Australia is a prime example. While the old Background Note does not mention U.S. foreign assistance, the recently updated “Fact Sheet” extols the “cooperation” between the U.S. Agency for International Development (USAID) and its Australian counterpart, AusAID. Conversely, the Fact Sheet for Canada helpfully points out that the “United States provides no foreign assistance to Canada.

Given the disproportionate attention now lavished on foreign aid in the new Fact Sheet template, it is hard to draw any conclusion other than the obvious—that the Obama Administration designed them to promote more spending on development assistance. Of course, no details are ever included as to the costs of these programs to U.S. taxpayers.

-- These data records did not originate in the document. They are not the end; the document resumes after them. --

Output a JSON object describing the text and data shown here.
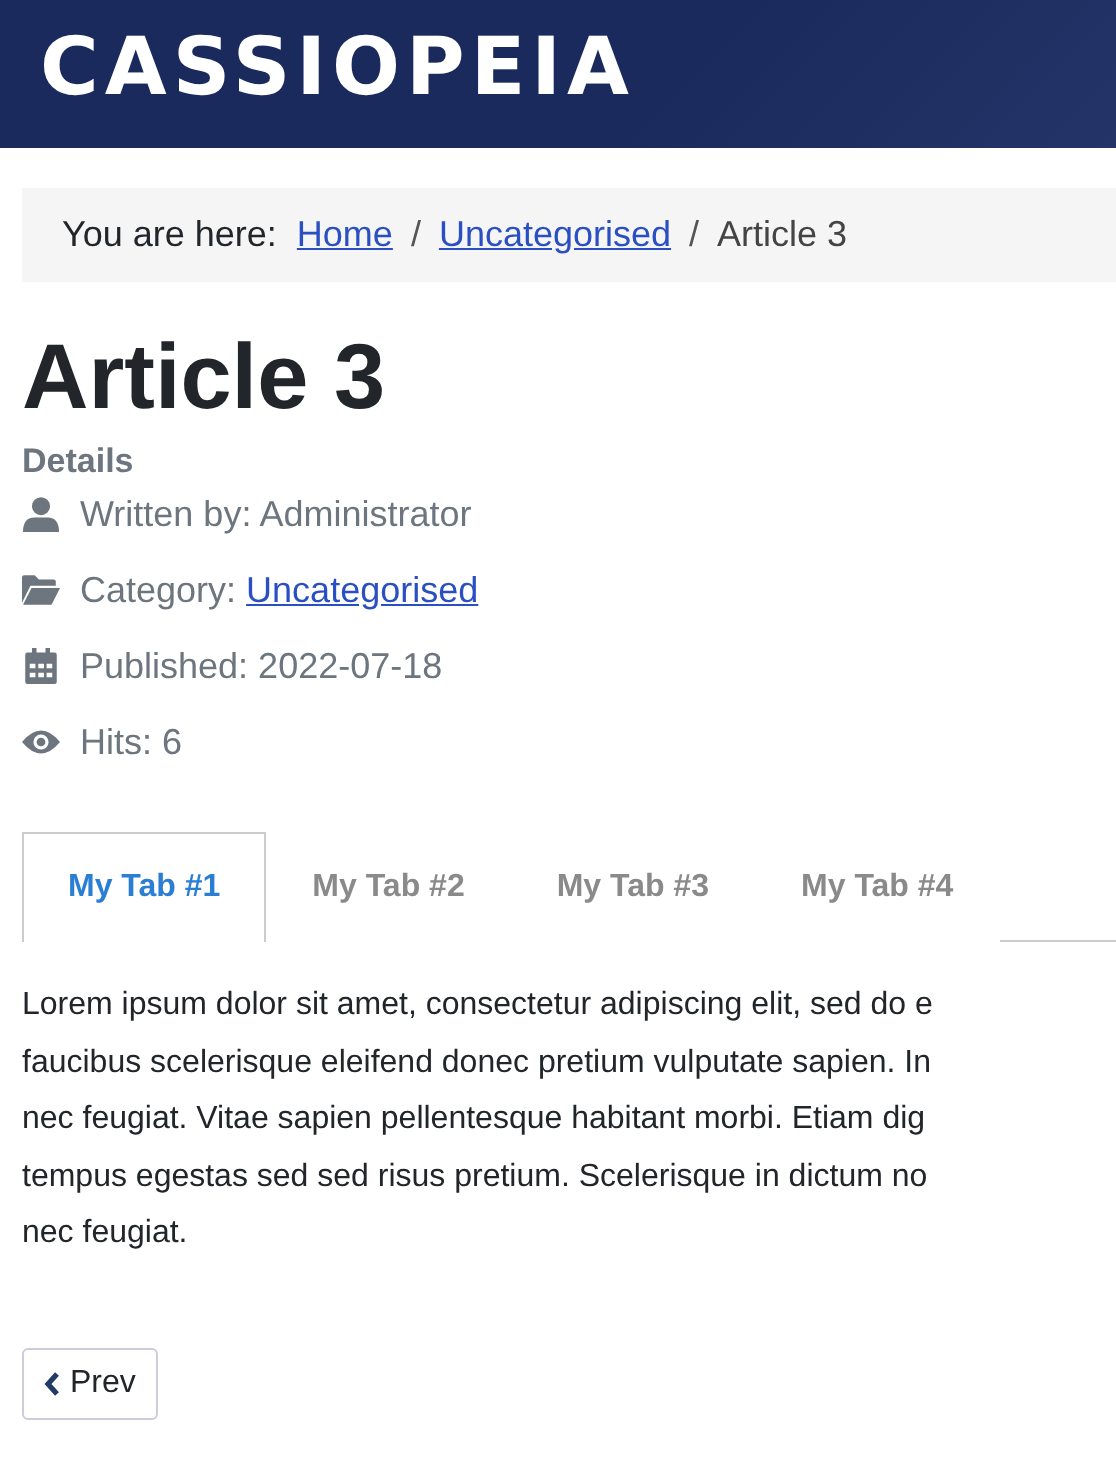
{
  "header": {
    "logo": "CASSIOPEIA"
  },
  "breadcrumb": {
    "label": "You are here:",
    "separator": "/",
    "items": [
      {
        "text": "Home",
        "kind": "link"
      },
      {
        "text": "Uncategorised",
        "kind": "link"
      },
      {
        "text": "Article 3",
        "kind": "current"
      }
    ]
  },
  "article": {
    "title": "Article 3",
    "details_heading": "Details",
    "details": [
      {
        "kind": "author",
        "label": "Written by: Administrator"
      },
      {
        "kind": "category",
        "label": "Category: ",
        "link": "Uncategorised"
      },
      {
        "kind": "published",
        "label": "Published: 2022-07-18"
      },
      {
        "kind": "hits",
        "label": "Hits: 6"
      }
    ]
  },
  "tabs": [
    {
      "label": "My Tab #1",
      "selected": true
    },
    {
      "label": "My Tab #2",
      "selected": false
    },
    {
      "label": "My Tab #3",
      "selected": false
    },
    {
      "label": "My Tab #4",
      "selected": false
    }
  ],
  "tab_content": [
    "Lorem ipsum dolor sit amet, consectetur adipiscing elit, sed do e",
    "faucibus scelerisque eleifend donec pretium vulputate sapien. In",
    "nec feugiat. Vitae sapien pellentesque habitant morbi. Etiam dig",
    "tempus egestas sed sed risus pretium. Scelerisque in dictum no",
    "nec feugiat."
  ],
  "pagination": {
    "prev": "Prev"
  }
}
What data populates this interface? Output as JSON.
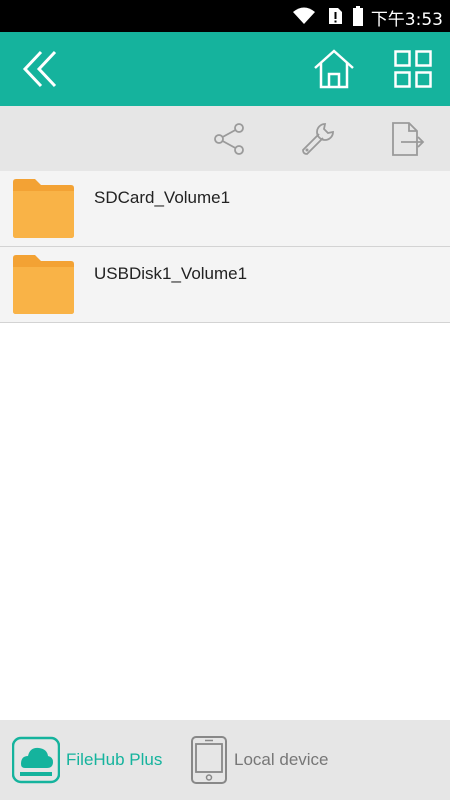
{
  "status": {
    "time": "下午3:53",
    "icons": [
      "wifi-icon",
      "sim-alert-icon",
      "battery-icon"
    ]
  },
  "header": {
    "back_icon": "double-chevron-left-icon",
    "home_icon": "home-icon",
    "grid_icon": "grid-view-icon"
  },
  "toolbar": {
    "icons": [
      "share-icon",
      "wrench-icon",
      "export-icon"
    ]
  },
  "files": [
    {
      "name": "SDCard_Volume1",
      "icon": "folder-icon"
    },
    {
      "name": "USBDisk1_Volume1",
      "icon": "folder-icon"
    }
  ],
  "bottom_tabs": [
    {
      "label": "FileHub Plus",
      "icon": "cloud-drive-icon",
      "active": true
    },
    {
      "label": "Local device",
      "icon": "phone-icon",
      "active": false
    }
  ],
  "colors": {
    "accent": "#15b39d",
    "folder": "#f7a93b",
    "toolbar_bg": "#e6e6e6",
    "inactive_text": "#777777"
  }
}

U.S. foreign aid is a tiny fraction of the total U.S. budget. Although it represents 65 percent of the total State Department/USAID budget for Fiscal Year 2012, it is only 1.4 percent of total federal outlays. Some of this is money well spent. However, numerous studies have shown that trade and investment are far more effective than foreign aid in reducing poverty.

With global GDP for 2012 exceeding $80 trillion, U.S. foreign aid is not even a drop in the bucket. Moreover, U.S. foreign aid is just a miniscule amount of total foreign direct investment (FDI)—about 2/10 of 1 percent of worldwide FDI. If annual global FDI were divided by 365, U.S. foreign aid would account for about one day of it.

Given these statistics, you wouldn’t think that U.S. foreign aid would occupy such a prominent position in the so-called “Fact Sheets.” But it does.

And while the dollar amount of Official Donor Assistance from the U.S. government is small, it is worth noting that private, voluntary American philanthropy is not. In fact, donations of cash and in-kind services by private American citizens are one of the largest sources of U.S. foreign assistance—by a factor of more than three. And this does not include massive (and job-creating) annual Foreign Direct Investments overseas by U.S. companies.

The distorted perspective of the new “Fact Sheets” is just another example making one thing abundantly clear—that for the Obama Administration, the story line is always and in every way about more government.